Face à la presse à l’occasion de l’An 1 de la proclamation de la Révolution Progressiste Populaire (RPP), le Président du Faso, le Capitaine Ibrahim Traoré, a livré un message fort en faveur de la souveraineté économique et industrielle du Burkina Faso. Dans une déclaration sans détour, il a dénoncé la dépendance excessive aux importations, appelant à une transformation locale des richesses nationales.

« Nous sommes en mesure de tout faire chez nous, alors pourquoi importer ? », a-t-il martelé, posant ainsi les bases d’une vision résolument tournée vers l’autosuffisance. Le chef de l’État a particulièrement insisté sur le secteur du coton, pilier de l’économie burkinabè, dont la valeur ajoutée échappe encore en grande partie au pays.

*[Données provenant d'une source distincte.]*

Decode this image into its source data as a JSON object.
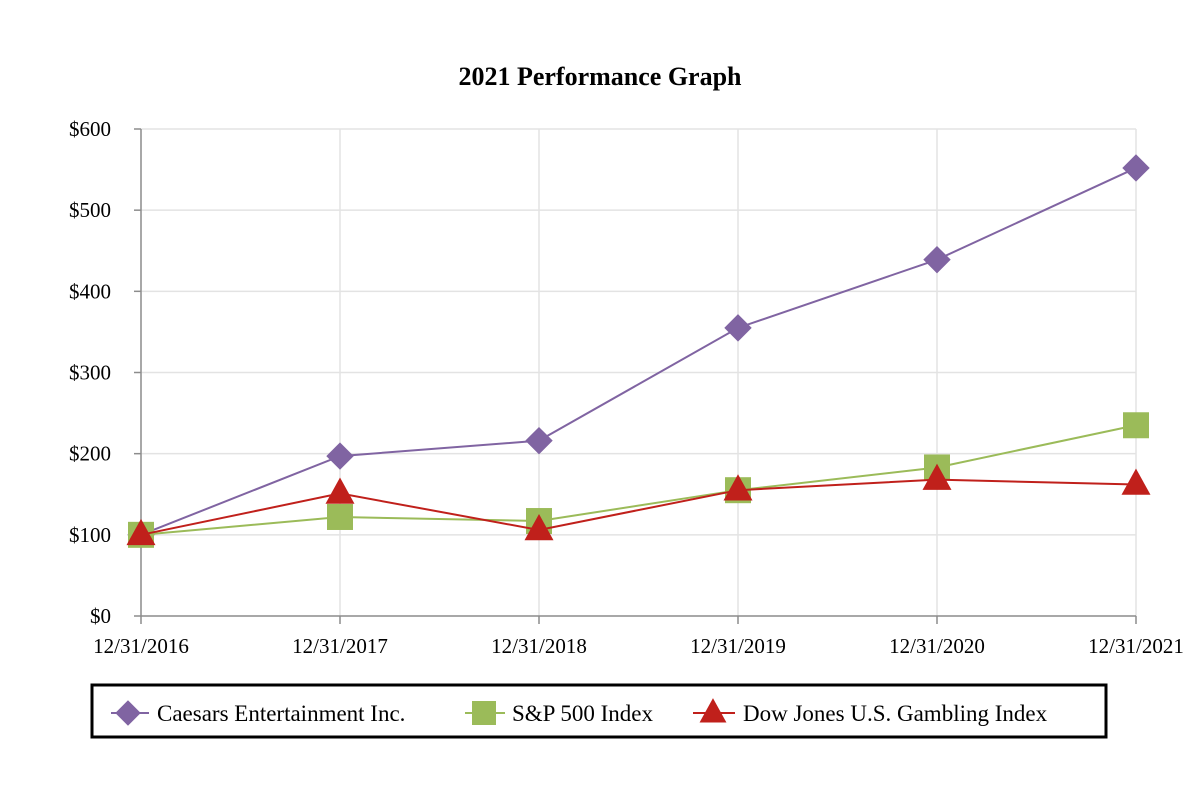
{
  "chart_data": {
    "type": "line",
    "title": "2021 Performance Graph",
    "xlabel": "",
    "ylabel": "",
    "categories": [
      "12/31/2016",
      "12/31/2017",
      "12/31/2018",
      "12/31/2019",
      "12/31/2020",
      "12/31/2021"
    ],
    "yticks": [
      "$0",
      "$100",
      "$200",
      "$300",
      "$400",
      "$500",
      "$600"
    ],
    "ylim": [
      0,
      600
    ],
    "grid": true,
    "legend_position": "bottom",
    "series": [
      {
        "name": "Caesars Entertainment Inc.",
        "marker": "diamond",
        "color": "#8064a2",
        "values": [
          100,
          197,
          216,
          355,
          439,
          552
        ]
      },
      {
        "name": "S&P 500 Index",
        "marker": "square",
        "color": "#9bbb59",
        "values": [
          100,
          122,
          117,
          155,
          183,
          235
        ]
      },
      {
        "name": "Dow Jones U.S. Gambling Index",
        "marker": "triangle",
        "color": "#c0201b",
        "values": [
          100,
          151,
          106,
          155,
          168,
          162
        ]
      }
    ]
  }
}
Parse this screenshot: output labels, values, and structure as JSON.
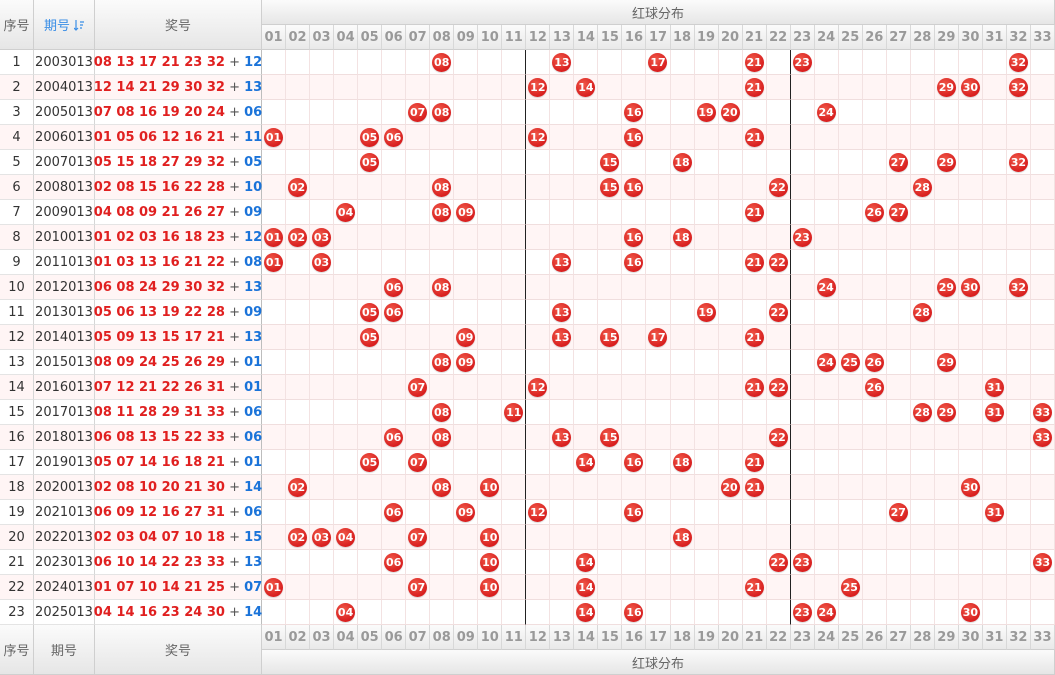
{
  "headers": {
    "seq": "序号",
    "period": "期号",
    "sort_icon": "sort-icon",
    "prize": "奖号",
    "distribution": "红球分布"
  },
  "columns": [
    "01",
    "02",
    "03",
    "04",
    "05",
    "06",
    "07",
    "08",
    "09",
    "10",
    "11",
    "12",
    "13",
    "14",
    "15",
    "16",
    "17",
    "18",
    "19",
    "20",
    "21",
    "22",
    "23",
    "24",
    "25",
    "26",
    "27",
    "28",
    "29",
    "30",
    "31",
    "32",
    "33"
  ],
  "colors": {
    "red": "#e02020",
    "blue": "#1a73d9",
    "sorted_header": "#3a8ee6"
  },
  "rows": [
    {
      "seq": "1",
      "period": "2003013",
      "reds": "08 13 17 21 23 32",
      "blue": "12"
    },
    {
      "seq": "2",
      "period": "2004013",
      "reds": "12 14 21 29 30 32",
      "blue": "13"
    },
    {
      "seq": "3",
      "period": "2005013",
      "reds": "07 08 16 19 20 24",
      "blue": "06"
    },
    {
      "seq": "4",
      "period": "2006013",
      "reds": "01 05 06 12 16 21",
      "blue": "11"
    },
    {
      "seq": "5",
      "period": "2007013",
      "reds": "05 15 18 27 29 32",
      "blue": "05"
    },
    {
      "seq": "6",
      "period": "2008013",
      "reds": "02 08 15 16 22 28",
      "blue": "10"
    },
    {
      "seq": "7",
      "period": "2009013",
      "reds": "04 08 09 21 26 27",
      "blue": "09"
    },
    {
      "seq": "8",
      "period": "2010013",
      "reds": "01 02 03 16 18 23",
      "blue": "12"
    },
    {
      "seq": "9",
      "period": "2011013",
      "reds": "01 03 13 16 21 22",
      "blue": "08"
    },
    {
      "seq": "10",
      "period": "2012013",
      "reds": "06 08 24 29 30 32",
      "blue": "13"
    },
    {
      "seq": "11",
      "period": "2013013",
      "reds": "05 06 13 19 22 28",
      "blue": "09"
    },
    {
      "seq": "12",
      "period": "2014013",
      "reds": "05 09 13 15 17 21",
      "blue": "13"
    },
    {
      "seq": "13",
      "period": "2015013",
      "reds": "08 09 24 25 26 29",
      "blue": "01"
    },
    {
      "seq": "14",
      "period": "2016013",
      "reds": "07 12 21 22 26 31",
      "blue": "01"
    },
    {
      "seq": "15",
      "period": "2017013",
      "reds": "08 11 28 29 31 33",
      "blue": "06"
    },
    {
      "seq": "16",
      "period": "2018013",
      "reds": "06 08 13 15 22 33",
      "blue": "06"
    },
    {
      "seq": "17",
      "period": "2019013",
      "reds": "05 07 14 16 18 21",
      "blue": "01"
    },
    {
      "seq": "18",
      "period": "2020013",
      "reds": "02 08 10 20 21 30",
      "blue": "14"
    },
    {
      "seq": "19",
      "period": "2021013",
      "reds": "06 09 12 16 27 31",
      "blue": "06"
    },
    {
      "seq": "20",
      "period": "2022013",
      "reds": "02 03 04 07 10 18",
      "blue": "15"
    },
    {
      "seq": "21",
      "period": "2023013",
      "reds": "06 10 14 22 23 33",
      "blue": "13"
    },
    {
      "seq": "22",
      "period": "2024013",
      "reds": "01 07 10 14 21 25",
      "blue": "07"
    },
    {
      "seq": "23",
      "period": "2025013",
      "reds": "04 14 16 23 24 30",
      "blue": "14"
    }
  ]
}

Refusant de cautionner un système qu’il juge déséquilibré, Ibrahim Traoré a déclaré, « Je ne veux plus être habillé par un fil qui vient de l’extérieur, alors que nos paysans cultivent le coton. »

Une prise de position qui traduit une volonté claire de promouvoir une industrie textile nationale, capable de transformer localement la matière première produite par les agriculteurs.

Le Président a également dénoncé les mécanismes de fixation des prix du coton, souvent dictés par des acteurs extérieurs. « Je ne peux pas accepter qu’on impose le prix du coton à nos paysans, alors que nous devons le transformer nous-mêmes », a-t-il affirmé, plaidant pour une meilleure valorisation du travail des producteurs locaux.

Ibrahim Traoré réaffirme son engagement pour une économie plus indépendante, fondée sur la production et la consommation locales. Un discours qui s’inscrit dans une dynamique plus large de reconquête de la souveraineté économique, au cœur des priorités actuelles du Burkina Faso.